Fill out your answers in hw3.answers.part4_q1 and hw3.answers.part4_q2

In [27]:
from cs236781.answers import display_answer
import hw3.answers

Question 1¶

Explain the results that you got here in comparison to the results achieved in the trained from scratch encoder from the preivous part.
If one of the models performed better, why was this so?
Will this always be the case on any downstream task, or was this phenomenom specific to this task?

In [28]:
display_answer(hw3.answers.part4_q1)

Your answer:

We fine-tuned a pre-trained Distil-BERT model for sentiment analysis using two methods: Method 1 involved freezing most layers and training only the final ones, while Method 2 retrained all parameters. Test accuracies were more than 80% for both Method 1 and Method 2 (when model 2 accuracy was higher then that of model 1). Comparing these results to the trained-from-scratch encoder in Part 3, which achieved a test accuracy of 67.9%, we can observe that the fine-tuned BERT models outperformed the encoder trained from scratch.

There are several factors that can contribute to the improved performance of the fine-tuned BERT models. Firstly, BERT is a powerful language model pre-trained on a large corpus of data, enabling it to capture rich contextual representations. By fine-tuning BERT on the specific sentiment analysis task, we leverage its pre-trained knowledge and allow it to adapt to the nuances of sentiment classification. Additionally, fine-tuning methods involve updating the weights of the pre-trained model based on task-specific data. In method 1, we froze the majority of the model's layers and only trained the last few linear layers. This approach is suitable when limited labeled data is available or when the pre-trained model is already knowledgeable in a similar domain. Method 2 involved retraining all the parameters of the model, allowing it to learn task-specific features from scratch or adapt its representations more flexibly.

The superior performance of the fine-tuned BERT models in this specific task does not necessarily guarantee the same outcome in any downstream task.

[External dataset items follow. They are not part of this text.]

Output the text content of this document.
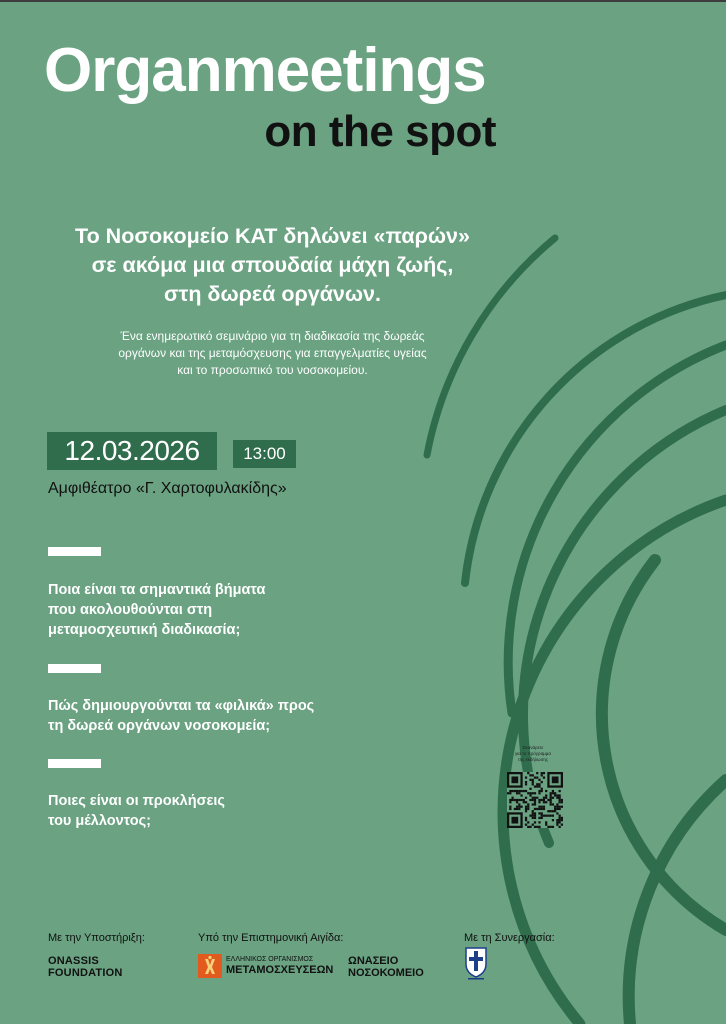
Organmeetings
on the spot
Το Νοσοκομείο ΚΑΤ δηλώνει «παρών»
σε ακόμα μια σπουδαία μάχη ζωής,
στη δωρεά οργάνων.
Ένα ενημερωτικό σεμινάριο για τη διαδικασία της δωρεάς
οργάνων και της μεταμόσχευσης για επαγγελματίες υγείας
και το προσωπικό του νοσοκομείου.
12.03.2026	13:00
Αμφιθέατρο «Γ. Χαρτοφυλακίδης»
Ποια είναι τα σημαντικά βήματα
που ακολουθούνται στη
μεταμοσχευτική διαδικασία;
Πώς δημιουργούνται τα «φιλικά» προς
τη δωρεά οργάνων νοσοκομεία;
Ποιες είναι οι προκλήσεις
του μέλλοντος;
Σκανάρετε
για το πρόγραμμα
της εκδήλωσης
Με την Υποστήριξη:	Υπό την Επιστημονική Αιγίδα:	Με τη Συνεργασία:
ONASSIS
FOUNDATION
ΕΛΛΗΝΙΚΟΣ ΟΡΓΑΝΙΣΜΟΣ
ΜΕΤΑΜΟΣΧΕΥΣΕΩΝ
ΩΝΑΣΕΙΟ
ΝΟΣΟΚΟΜΕΙΟ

The effectiveness of pre-training and fine-tuning depends on various factors such as the size and diversity of the pre-training data, the similarity of the pre-training task to the downstream task, and the availability of labeled data for fine-tuning. Different tasks may require different strategies and approaches, and the performance of pre-trained models may vary across tasks.

Question 2¶

Assume that when fine-tuning, instead of freezing the last two linear layers, you instead froze some other internal model layers, such as the multi-headed attention blocks.
Would the model still be able to succesfully fine-tune to this task?
Or would the results be worse?
Explain

In [29]:
display_answer(hw3.answers.part4_q2)

Your answer:

When fine-tuning a pre-trained model, it's usually better to freeze the internal layers closer to the input and only update the last layers, like the classification head. This is because the deeper layers capture specific patterns for the task, while the earlier layers capture more general information.

If we freeze internal layers like the multi-headed attention blocks, the model can struggle to learn specific patterns and task-related details, resulting in poorer performance. Freezing these layers also disrupts the fine-tuning process by preventing them from adapting to the task-specific data. However, the impact of unfreezing internal layers can vary. If the pre-training and fine-tuning tasks are similar and we have enough data, unfreezing some layers may not have a big effect. But if the tasks are different or we have limited data, unfreezing internal layers can lead to overfitting or difficulties in fine-tuning due to increased complexity.

It's generally easier and more effective to freeze the internal layers and update only the last layers during fine-tuning. This allows the model to leverage its pre-trained knowledge while adapting to the specific task.